Ohtani stranded Justin Upton at second. It marked just the second time in nine at-bats with at least one runner in scoring position and two outs that Ohtani failed to produce a hit. Before meeting Chapman, his average during such circumstances was .875.
Of course, none of those previous eight at-bats had come against a pitcher throwing quite like this, Chapman's final pitch to Ohtani reaching 101.9 mph. The slowest of the five fastballs he saw during the at-bat: 98.9.
"His pitches were really fast, really powerful," said Ohtani, who fouled off one of Chapman's fastballs deep down the left-field line. "Some of the contact I made I thought was pretty good contact."
Angels reliever Jim Johnson surrendered a historic solo home run to Gleyber Torres in the seventh for the deciding run. Torres, 21, became the youngest American League player to ever homer in four consecutive games.
It was the first time Johnson had permitted a go-ahead home run in more than two years, or 136 appearances, according to the postgame notes.
The loss spoiled a fifth consecutive quality start by Andrew Heaney, who gave up one run and four hits in 6 1/3 innings. He was pulled after 97 pitches and just two batters before Torres homered.
Explaining that he was "just trying to be honest," Heaney said afterward that he informed pitching coach Charles Nagy he was tiring before going out to start the seventh.
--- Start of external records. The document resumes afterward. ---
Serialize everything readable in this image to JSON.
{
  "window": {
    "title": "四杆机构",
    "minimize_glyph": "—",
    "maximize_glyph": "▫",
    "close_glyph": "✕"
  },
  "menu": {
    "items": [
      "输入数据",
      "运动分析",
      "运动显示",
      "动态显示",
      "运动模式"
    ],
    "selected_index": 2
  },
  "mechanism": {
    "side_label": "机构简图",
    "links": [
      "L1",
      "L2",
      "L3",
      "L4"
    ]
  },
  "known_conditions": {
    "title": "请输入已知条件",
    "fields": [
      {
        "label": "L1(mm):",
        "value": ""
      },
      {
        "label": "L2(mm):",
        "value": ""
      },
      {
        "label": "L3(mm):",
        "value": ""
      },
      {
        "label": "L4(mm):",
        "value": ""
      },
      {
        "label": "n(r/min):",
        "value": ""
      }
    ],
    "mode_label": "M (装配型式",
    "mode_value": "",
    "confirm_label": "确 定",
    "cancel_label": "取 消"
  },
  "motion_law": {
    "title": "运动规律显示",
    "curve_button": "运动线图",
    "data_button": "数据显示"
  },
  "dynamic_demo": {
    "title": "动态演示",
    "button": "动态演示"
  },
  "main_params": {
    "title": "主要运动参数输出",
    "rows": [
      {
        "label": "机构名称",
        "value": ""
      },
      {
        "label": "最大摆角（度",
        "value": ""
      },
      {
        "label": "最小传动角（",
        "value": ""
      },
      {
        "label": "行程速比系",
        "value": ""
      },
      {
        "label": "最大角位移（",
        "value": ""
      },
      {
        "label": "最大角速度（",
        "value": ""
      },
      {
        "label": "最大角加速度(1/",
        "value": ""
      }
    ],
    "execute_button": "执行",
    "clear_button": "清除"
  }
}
"I told Nags, 'Hey, I'd be lying if I said I wasn't a little bit low in the gas tank, just mentally, physically,' " Heaney said. "Glad it ended that way and not with a hit or a homer."
The game itself wouldn't end without first presenting the epic Ohtani-Chapman showdown, one that capped Ohtani's first official visit as a big-leaguer to Yankee Stadium and New York.
His pregame introduction and at-bats were greeted with predictable boos. Yankees fans not only were unhappy that he didn't sign with New York, they also didn't like Angels' decision to not start him on the mound here Sunday.
That would have pitted Ohtani against fellow countryman Masahiro Tanaka, a pairing that has been anticipated since spring training.
Manager Mike Scioscia announced Thursday that Ohtani's next mound appearance would be pushed back to manage his workload. Friday, Scioscia said Ohtani would pitch "sometime in the next week."
Long before the game started, the New York Daily News published on its front page a photo of Ohtani with the screaming headline "What A Chicken! Japan star snubs Yanks, fears big city."
A copy of the tabloid — the back-page headline announced "So It Ain't Sho!" — found its way onto the chair in front of Ohtani's locker.
"The newspaper, my interpreter (Ippei Mizuhara) brought it to me," Ohtani said later, smiling. "I didn't really want to see it, but I was kind of forced to."
After grounding out in his final at-bat Friday, the headlines here might now turn even bolder.